The big picture takeaway — looking at that global picture — is that large merchants continue to hold the eCommerce edge worldwide as they can more quickly get up and running with more robust eCommerce operations, and can thus make a greater portion of their sales online than SMBs can.
When the focus is switched to omnichannel, however, the picture gets more complicated because SMBs have the unique ability to leverage the power of proximity. According to the data, SMBs do as well as large stores in this group. Twelve percent of SMBs that are primarily brick-and-mortar are top performers, matching the portion of large stores in this group. This is also the case for omnichannel store-oriented businesses: 26 percent of SMBs in this category are top performers as are 27 percent of large stores. The data further shows that consumer satisfaction is linked to the level of digital services to which consumers have access.

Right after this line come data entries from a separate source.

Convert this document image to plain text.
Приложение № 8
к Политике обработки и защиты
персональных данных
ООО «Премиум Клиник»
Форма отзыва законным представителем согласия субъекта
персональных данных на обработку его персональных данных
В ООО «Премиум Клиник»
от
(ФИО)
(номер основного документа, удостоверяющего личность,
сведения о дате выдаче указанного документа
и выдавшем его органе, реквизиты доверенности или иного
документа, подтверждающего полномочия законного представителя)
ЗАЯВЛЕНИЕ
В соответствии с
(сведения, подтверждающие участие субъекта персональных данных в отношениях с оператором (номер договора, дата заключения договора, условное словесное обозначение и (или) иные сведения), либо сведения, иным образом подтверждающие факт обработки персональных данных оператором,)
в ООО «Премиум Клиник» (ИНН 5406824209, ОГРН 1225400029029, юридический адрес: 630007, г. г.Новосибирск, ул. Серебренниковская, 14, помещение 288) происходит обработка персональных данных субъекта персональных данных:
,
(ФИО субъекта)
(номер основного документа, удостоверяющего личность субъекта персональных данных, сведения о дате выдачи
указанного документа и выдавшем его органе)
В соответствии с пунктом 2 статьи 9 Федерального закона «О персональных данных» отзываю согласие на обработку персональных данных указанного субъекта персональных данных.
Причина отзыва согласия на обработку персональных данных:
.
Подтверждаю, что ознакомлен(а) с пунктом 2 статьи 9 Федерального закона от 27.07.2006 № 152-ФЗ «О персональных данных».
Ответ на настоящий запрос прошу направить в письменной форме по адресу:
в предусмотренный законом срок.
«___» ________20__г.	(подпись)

Digitization, the data demonstrates, is on the march through SMBs worldwide, from Australia to India, the U.S. to the U.K to Brazil and beyond. SMBs are generally less likely to offer digital services at the scale of large-store chains, yet, but they are actively catching up with an eye toward building a better customer experience worldwide.
SMBs may have ground to make up when it comes to offering digital services, the data suggests — but as global news reports and the data make clear, they don’t lack ambition or interest when it comes to building what’s next for the customer shopping experience here, there and everywhere.